An enterprise release consists of individual releases, some independent and some dependent. If we think of an enterprise release as a song, then the individual releases can be thought of as the musical notes that make up the song. This article discusses problems associated with an enterprise release and ways in which these problems can be overcome, resulting in release harmony.
Enterprise release management consists of one or more individual releases in which some of the planned changes are independent while others are dependent.
If we think of an enterprise release as a song, then the individual releases can be thought of as the musical notes that make up the melody. Just like a song consists of a sequence of musical notes, an enterprise release consists of a sequence of releases that are ordered by their dependencies. If the musical notes are discordant, then the resulting sound will be off-key or off-beat. In a similar way, if individual releases are not scheduled properly, then the enterprise release will either fail or result in unintended consequences.
This article will discuss the problems associated with enterprise release management and ways in which these problems can be overcome, resulting in what I like to think of as release harmony.

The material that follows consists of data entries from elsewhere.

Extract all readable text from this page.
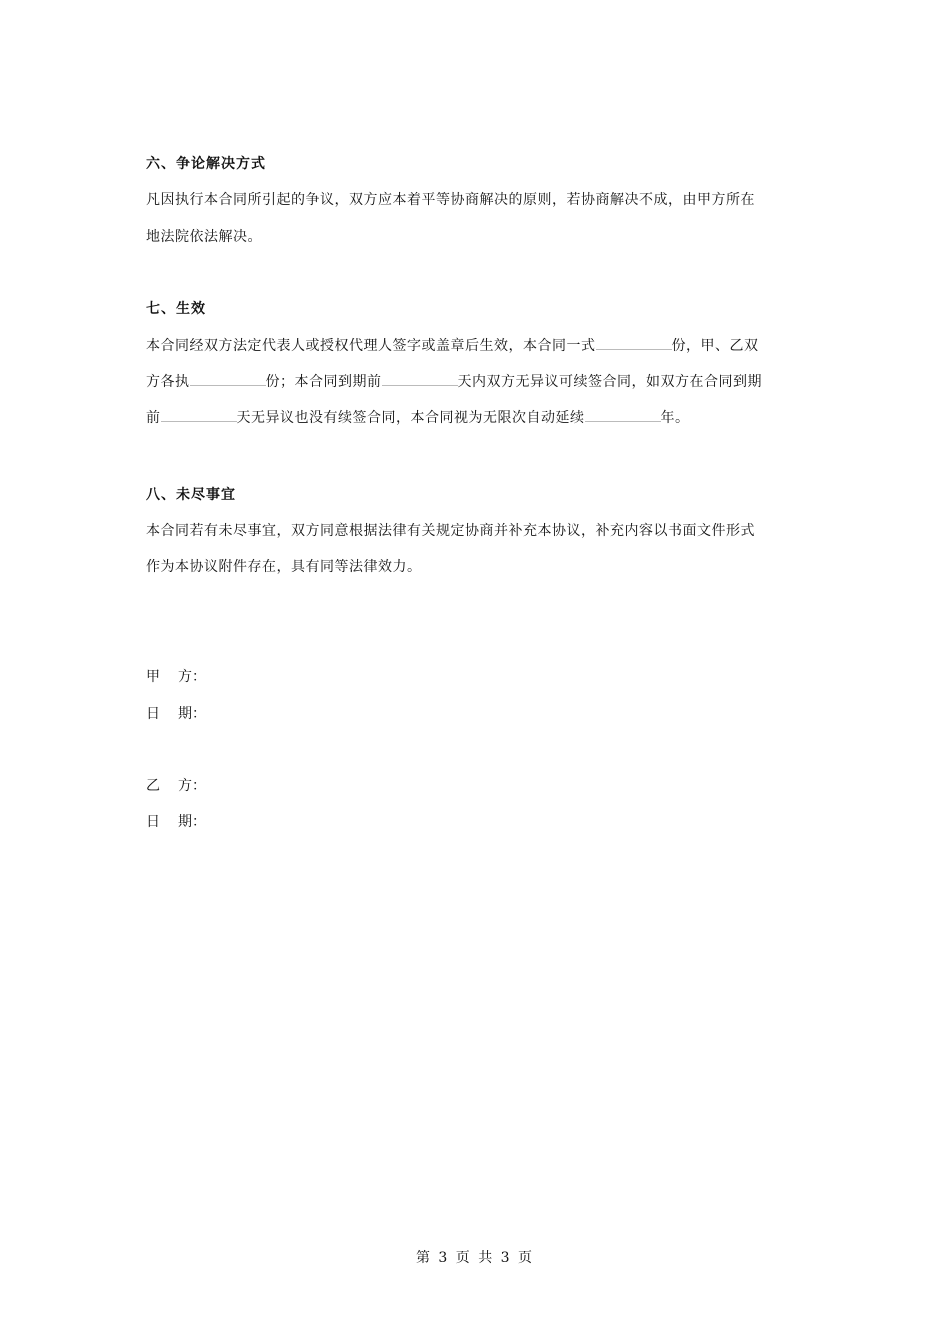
六、争论解决方式
凡因执行本合同所引起的争议，双方应本着平等协商解决的原则，若协商解决不成，由甲方所在
地法院依法解决。
七、生效
本合同经双方法定代表人或授权代理人签字或盖章后生效，本合同一式	份，甲、乙双
方各执	份；本合同到期前	天内双方无异议可续签合同，如双方在合同到期
前	天无异议也没有续签合同，本合同视为无限次自动延续	年。
八、未尽事宜
本合同若有未尽事宜，双方同意根据法律有关规定协商并补充本协议，补充内容以书面文件形式
作为本协议附件存在，具有同等法律效力。
甲 方：
日 期：
乙 方：
日 期：
第 3 页 共 3 页
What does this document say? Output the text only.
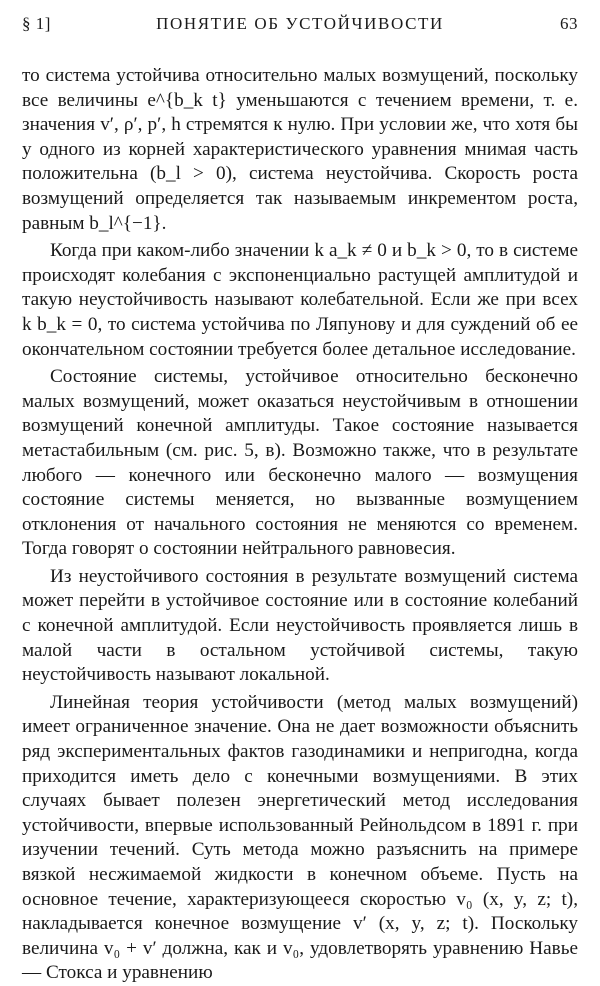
§ 1]	ПОНЯТИЕ ОБ УСТОЙЧИВОСТИ	63

то система устойчива относительно малых возмущений, поскольку все величины e^{b_k t} уменьшаются с течением времени, т. е. значения v′, ρ′, p′, h стремятся к нулю. При условии же, что хотя бы у одного из корней характеристического уравнения мнимая часть положительна (b_l > 0), система неустойчива. Скорость роста возмущений определяется так называемым инкрементом роста, равным b_l^{−1}.

Когда при каком-либо значении k a_k ≠ 0 и b_k > 0, то в системе происходят колебания с экспоненциально растущей амплитудой и такую неустойчивость называют колебательной. Если же при всех k b_k = 0, то система устойчива по Ляпунову и для суждений об ее окончательном состоянии требуется более детальное исследование.

Состояние системы, устойчивое относительно бесконечно малых возмущений, может оказаться неустойчивым в отношении возмущений конечной амплитуды. Такое состояние называется метастабильным (см. рис. 5, в). Возможно также, что в результате любого — конечного или бесконечно малого — возмущения состояние системы меняется, но вызванные возмущением отклонения от начального состояния не меняются со временем. Тогда говорят о состоянии нейтрального равновесия.

Из неустойчивого состояния в результате возмущений система может перейти в устойчивое состояние или в состояние колебаний с конечной амплитудой. Если неустойчивость проявляется лишь в малой части в остальном устойчивой системы, такую неустойчивость называют локальной.

Линейная теория устойчивости (метод малых возмущений) имеет ограниченное значение. Она не дает возможности объяснить ряд экспериментальных фактов газодинамики и непригодна, когда приходится иметь дело с конечными возмущениями. В этих случаях бывает полезен энергетический метод исследования устойчивости, впервые использованный Рейнольдсом в 1891 г. при изучении течений. Суть метода можно разъяснить на примере вязкой несжимаемой жидкости в конечном объеме. Пусть на основное течение, характеризующееся скоростью v₀ (x, y, z; t), накладывается конечное возмущение v′ (x, y, z; t). Поскольку величина v₀ + v′ должна, как и v₀, удовлетворять уравнению Навье — Стокса и уравнению
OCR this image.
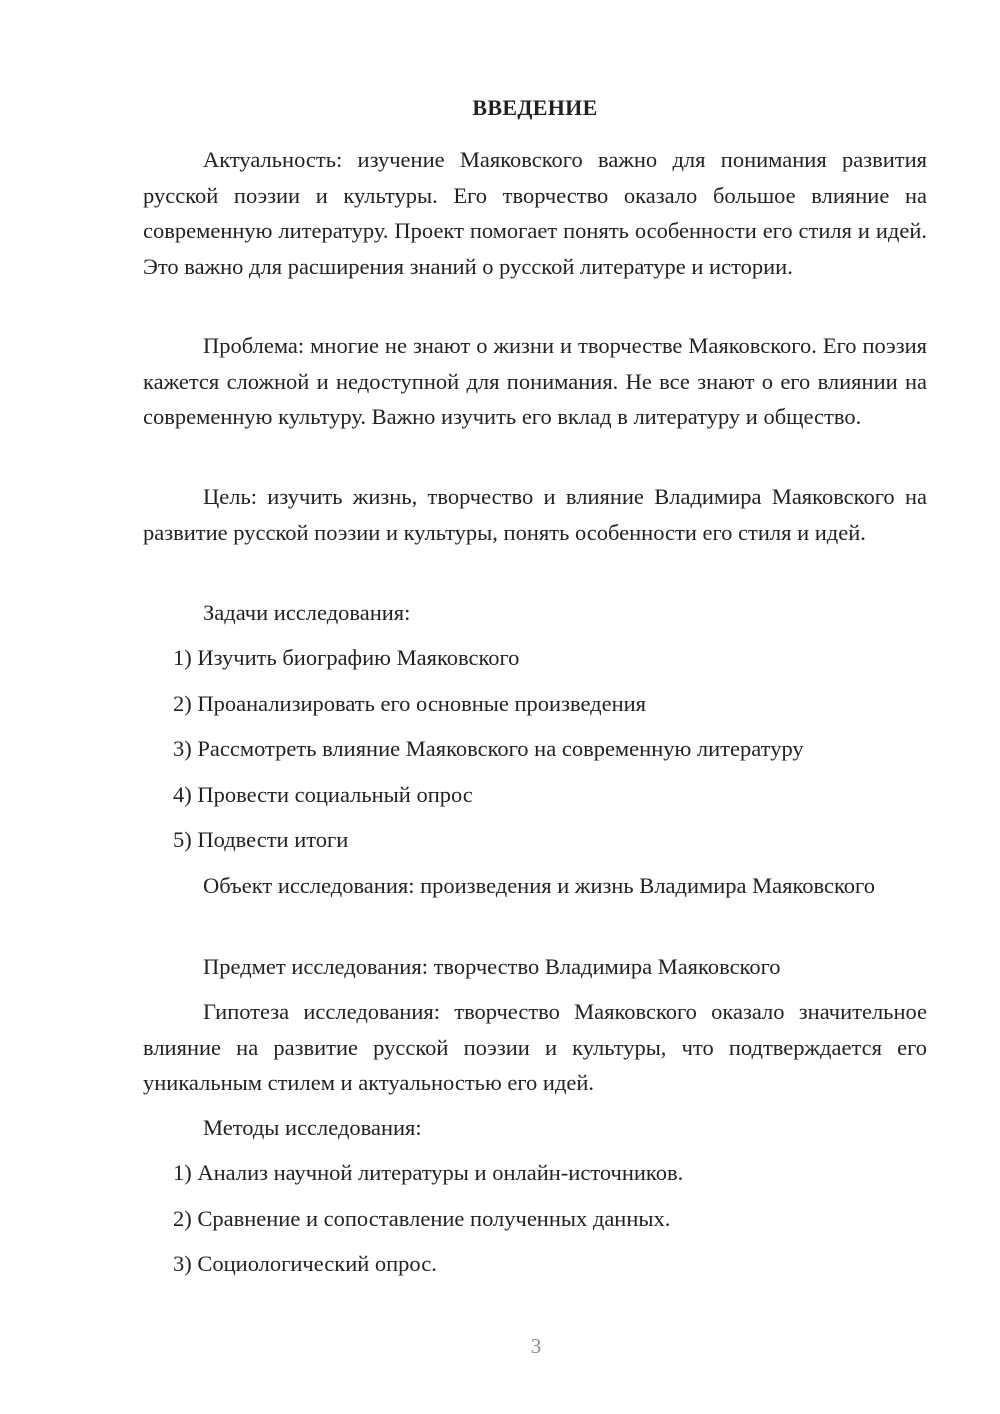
ВВЕДЕНИЕ

Актуальность: изучение Маяковского важно для понимания развития русской поэзии и культуры. Его творчество оказало большое влияние на современную литературу. Проект помогает понять особенности его стиля и идей. Это важно для расширения знаний о русской литературе и истории.

Проблема: многие не знают о жизни и творчестве Маяковского. Его поэзия кажется сложной и недоступной для понимания. Не все знают о его влиянии на современную культуру. Важно изучить его вклад в литературу и общество.

Цель: изучить жизнь, творчество и влияние Владимира Маяковского на развитие русской поэзии и культуры, понять особенности его стиля и идей.

Задачи исследования:
1) Изучить биографию Маяковского
2) Проанализировать его основные произведения
3) Рассмотреть влияние Маяковского на современную литературу
4) Провести социальный опрос
5) Подвести итоги

Объект исследования: произведения и жизнь Владимира Маяковского

Предмет исследования: творчество Владимира Маяковского

Гипотеза исследования: творчество Маяковского оказало значительное влияние на развитие русской поэзии и культуры, что подтверждается его уникальным стилем и актуальностью его идей.

Методы исследования:
1) Анализ научной литературы и онлайн-источников.
2) Сравнение и сопоставление полученных данных.
3) Социологический опрос.
3
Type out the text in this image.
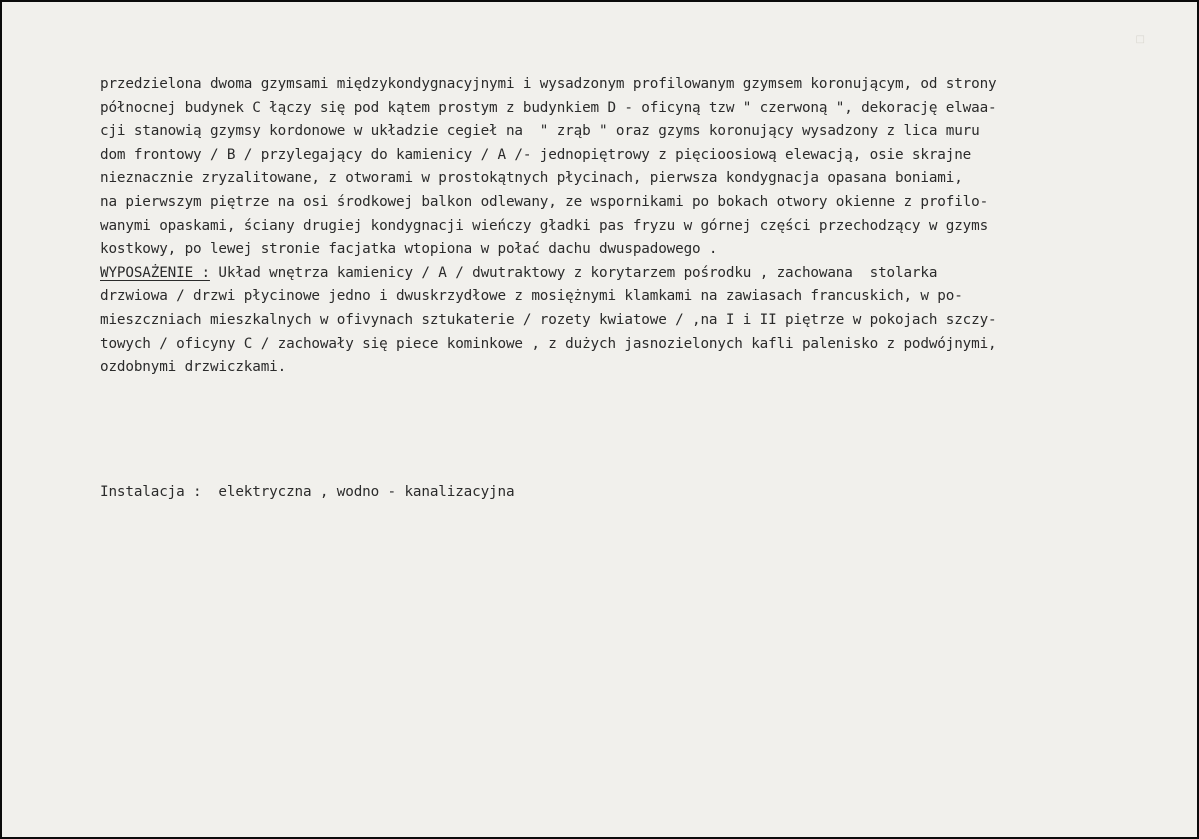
□
przedzielona dwoma gzymsami międzykondygnacyjnymi i wysadzonym profilowanym gzymsem koronującym, od strony
północnej budynek C łączy się pod kątem prostym z budynkiem D - oficyną tzw " czerwoną ", dekorację elwaa-
cji stanowią gzymsy kordonowe w układzie cegieł na  " zrąb " oraz gzyms koronujący wysadzony z lica muru
dom frontowy / B / przylegający do kamienicy / A /- jednopiętrowy z pięcioosiową elewacją, osie skrajne
nieznacznie zryzalitowane, z otworami w prostokątnych płycinach, pierwsza kondygnacja opasana boniami,
na pierwszym piętrze na osi środkowej balkon odlewany, ze wspornikami po bokach otwory okienne z profilo-
wanymi opaskami, ściany drugiej kondygnacji wieńczy gładki pas fryzu w górnej części przechodzący w gzyms
kostkowy, po lewej stronie facjatka wtopiona w połać dachu dwuspadowego .
WYPOSAŻENIE : Układ wnętrza kamienicy / A / dwutraktowy z korytarzem pośrodku , zachowana  stolarka
drzwiowa / drzwi płycinowe jedno i dwuskrzydłowe z mosiężnymi klamkami na zawiasach francuskich, w po-
mieszczniach mieszkalnych w ofivynach sztukaterie / rozety kwiatowe / ,na I i II piętrze w pokojach szczy-
towych / oficyny C / zachowały się piece kominkowe , z dużych jasnozielonych kafli palenisko z podwójnymi,
ozdobnymi drzwiczkami.
Instalacja :  elektryczna , wodno - kanalizacyjna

Problems with an Enterprise Release
In practice, enterprise release management can be a complex endeavor because it is dependent on many factors, such as the organization’s process maturity, the support team’s structure within the organization, release dependencies between multiple teams or business units, the maturity of the configuration management system, and team coordination.
The scope of this article is limited to release dependencies between multiple teams or business units. Let us first look at a couple of issues that might arise between individual releases.
Take a look at the figure below, which displays a simple enterprise release that consists of three releases in a sequence.
Here, release R3 is dependent on the successful completion of release R2, which in turn is dependent on release R1. Although the figure looks very simple, it may not be the case in real life. It could be that these releases are owned by three different business units that are geographically far away from each other. In this scenario, there are a couple of issues that can arise:
- Release delays
It’s possible that release R1, R2, or both get delayed due to unforeseen reasons. If R1 gets delayed, R2 and R3 will also get delayed. If R1 is on time but R2 gets delayed, then R3 will get delayed. The net effect of these delays is that the enterprise release as a whole will get delayed, resulting in extra costs and wasted time.
In organizations where the processes are immature, release delays happen either because of delays in the development of the product, bugs, or patches, or due to delays in the release planning activities. Many organizations ignore the time required for the release planning activities.
For figure 1, If T1 is the time delay of release R1, T2 is the time delay of release R2, and T3 is the time delay of release R3, then the total time delay of the enterprise release (Te) can be calculated as:
Te = T1 + T2 + T3
In more complex dependencies, the costs and time delays can get even worse.
- Release interchange
In Figure 1, it is possible that release R2 completes before release R1. It could happen under the condition that R1 gets delayed and R2 is completely automated! As a result, the new release from R1 doesn’t get deployed in subsequent releases.
Clearly, there are issues related to release dependencies in an enterprise release.
To ensure the smooth execution of individual releases in an enterprise release, release managers must identify two buckets of releases: independent releases, which have no dependencies, and dependent releases, which are dependent on another release’s completion (such as release R2 and R3 from figure 1). This way, the independent releases can be executed parallel to a dependent release, saving a lot of time. Dependent releases can be scheduled separately.
Release schedules for dependent releases must be calculated by adding the time required for the development of the associated deliverable, such as a product, defect, or patch, and the time required for release planning efforts.
Figure 2 is a modification of figure 1, where the triangles in figure 2 represent the time required for release planning efforts.
Remember that release planning depends a lot on the size and complexity of the deliverable. A small patch may require less time than a large application or product release, so the time for release planning must be calculated very carefully. The release planning time (the triangle in the figure) will also act as a cushion in case of any unexpected problems during the release.
All the releases must be scheduled in their order of dependencies with respect to the other releases. If any release gets delayed or fails and doesn’t get resolved within the time gap left between releases, then either remove the release (if there aren’t many dependencies) or halt the entire release chain and adjust all the release schedules once the issue is resolved.
It is important to keep the clients and stakeholders in the loop at all times of the release process. That way, they’re aware of any changes to the release schedules, release updates, and any problems with the release.
Enterprise release management can be very complex due to the individual release dependencies. But if the solution outlined in this article is followed correctly, it can guarantee seamless releases. Just as smooth musical notes result in a pleasant melody, smooth releases will result in a pleasant enterprise release.